Evidentemente, e con grande rammarico, in una triste visione d’insieme, le guerre fra poveri continuano, e manca una linea unica che coordini o tenti di tutelare tutti. Però, utilizzando un esempio tratto dal mondo del pallone, ci si dovrebbe chiedere se i problemi tra tutti i vari giocatori di una squadra alla fine non possano dipendere direttamente dall’operato dell’allenatore, o per rendere meglio l’idea dalla dirigenza.
In questa grande confusione, comunque, sembra permanere un punto fermo, cioè la critica negativa nei confronti della “riforma Gelmini”, che già contestata sul piano tecnico, indipendentemente dalle visioni politiche, per le ripercussioni didattiche e socio-economiche, sta ora scontrandosi con le oggettive difficoltà del reale mondo della scuola e inizia a perdere pezzi anche sul piano giuridico, con evidenti ulteriori danni per tutti i lavoratori della scuola.
2 commenti
1 angelo aquilino
14 Ottobre 2009 - 19:22
l’autore del post fa bene a mettere le virgolette alla parola riforma usata, impropriamente, per i tagli del ministro Gelmini alla scuola,all’università ed alla ricerca.e per il ritorno agli anni 1950. Il ministro non sa (è troppo giovane) cos’era la scuola in quegli anni.Io ho fatto studi elementari e medi tra la fine degli anni 1940 e gli anni 1950 e mi pare di assistere ad un vero e proprio flash back.
2 Cristian Ribichesu
15 Ottobre 2009 - 15:09
Gentile dott.

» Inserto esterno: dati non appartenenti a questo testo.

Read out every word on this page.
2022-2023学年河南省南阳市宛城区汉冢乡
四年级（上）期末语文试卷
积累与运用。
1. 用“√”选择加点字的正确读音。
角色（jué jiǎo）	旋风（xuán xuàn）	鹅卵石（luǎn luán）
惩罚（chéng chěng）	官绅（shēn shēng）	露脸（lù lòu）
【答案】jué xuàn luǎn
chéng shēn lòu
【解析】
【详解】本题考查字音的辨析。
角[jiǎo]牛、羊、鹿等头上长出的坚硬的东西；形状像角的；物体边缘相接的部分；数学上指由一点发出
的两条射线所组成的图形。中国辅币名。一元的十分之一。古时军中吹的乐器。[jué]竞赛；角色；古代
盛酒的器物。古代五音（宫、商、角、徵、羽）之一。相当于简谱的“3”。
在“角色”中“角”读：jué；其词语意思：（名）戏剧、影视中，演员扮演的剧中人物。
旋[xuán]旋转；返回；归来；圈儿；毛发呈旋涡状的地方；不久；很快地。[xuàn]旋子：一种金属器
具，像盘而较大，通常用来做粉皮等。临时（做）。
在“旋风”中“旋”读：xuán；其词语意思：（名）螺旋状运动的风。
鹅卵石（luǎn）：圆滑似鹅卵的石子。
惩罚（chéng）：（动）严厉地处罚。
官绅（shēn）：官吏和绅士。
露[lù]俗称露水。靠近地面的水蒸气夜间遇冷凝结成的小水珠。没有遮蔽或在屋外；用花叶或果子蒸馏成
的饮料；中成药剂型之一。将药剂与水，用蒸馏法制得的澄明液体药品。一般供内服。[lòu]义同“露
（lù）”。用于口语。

Aquilino, la ringrazio per l’osservazione, e aggiungo che la riforma di un sistema del lavoro, e in questo caso il principale sistema educativo nazionale, per essere tale, dev’essere concertata e condivisa con e dagli stessi lavoratori del settore, quelli appunto che ne conoscono i meccanismi più nascosti, ma essenziali per il buon funzionamento della “macchina”, tanto per prendere spunto dal paragone utilizzato dal prof. Galli della Loggia lo scorso anno, sulle pagine del Corriere. Per dire, quest’anno, avendo tolto le ore di disponibilità nelle scuole secondarie di primo grado, ore che venivano usate anche per seguire in modo individualizzato alunni più problematici, o per coprire le ore di insegnanti assenti, capita che, per assenze improvvise del personale (la malattia non sempre avverte), gli alunni delle classi scoperte vengano divisi fra altre classi differenti, e allora sfido chiunque a dirmi se non sia vero che in molti casi si supera il numero massimo di 26 persone per aula, imposto dalla legge sulla sicurezza (e già contrario rispetto a una “riforma” che vede addirittura aumentare il numero minimo e massimo di alunni per classe). Incongruenze che limitano la buona gestione di un sistema complesso e vitale per la stessa democrazia.
Però, nel merito dell’articolo, aggiungo che proprio per queste incongruenze si creano divisioni fra i lavoratori, e le conseguenze di alcuni ricorsi, come questo del pettine, determinano differenze tra precari di serie A e precari di serie B (in questo caso tutti quelli che si sono attenuti alla norma all’atto dell’iscrizione), per la serie riparo un torto con un torto, richiamando il diritto all’uguale trattamento in ogni regione d’Italia, ma in realtà producendo disuguaglianze e negando lo stesso principio costituzionale sancito nell’art. 3. Le energie, invece, dovrebbero essere spese per la richiesta di una vera riforma che da una parte tenda all’innalzamento dei livelli d’istruzione e dall’altra alla soluzione dei problemi dei lavoratori che vorrebbero, semplicemente, rispettati i propri diritti.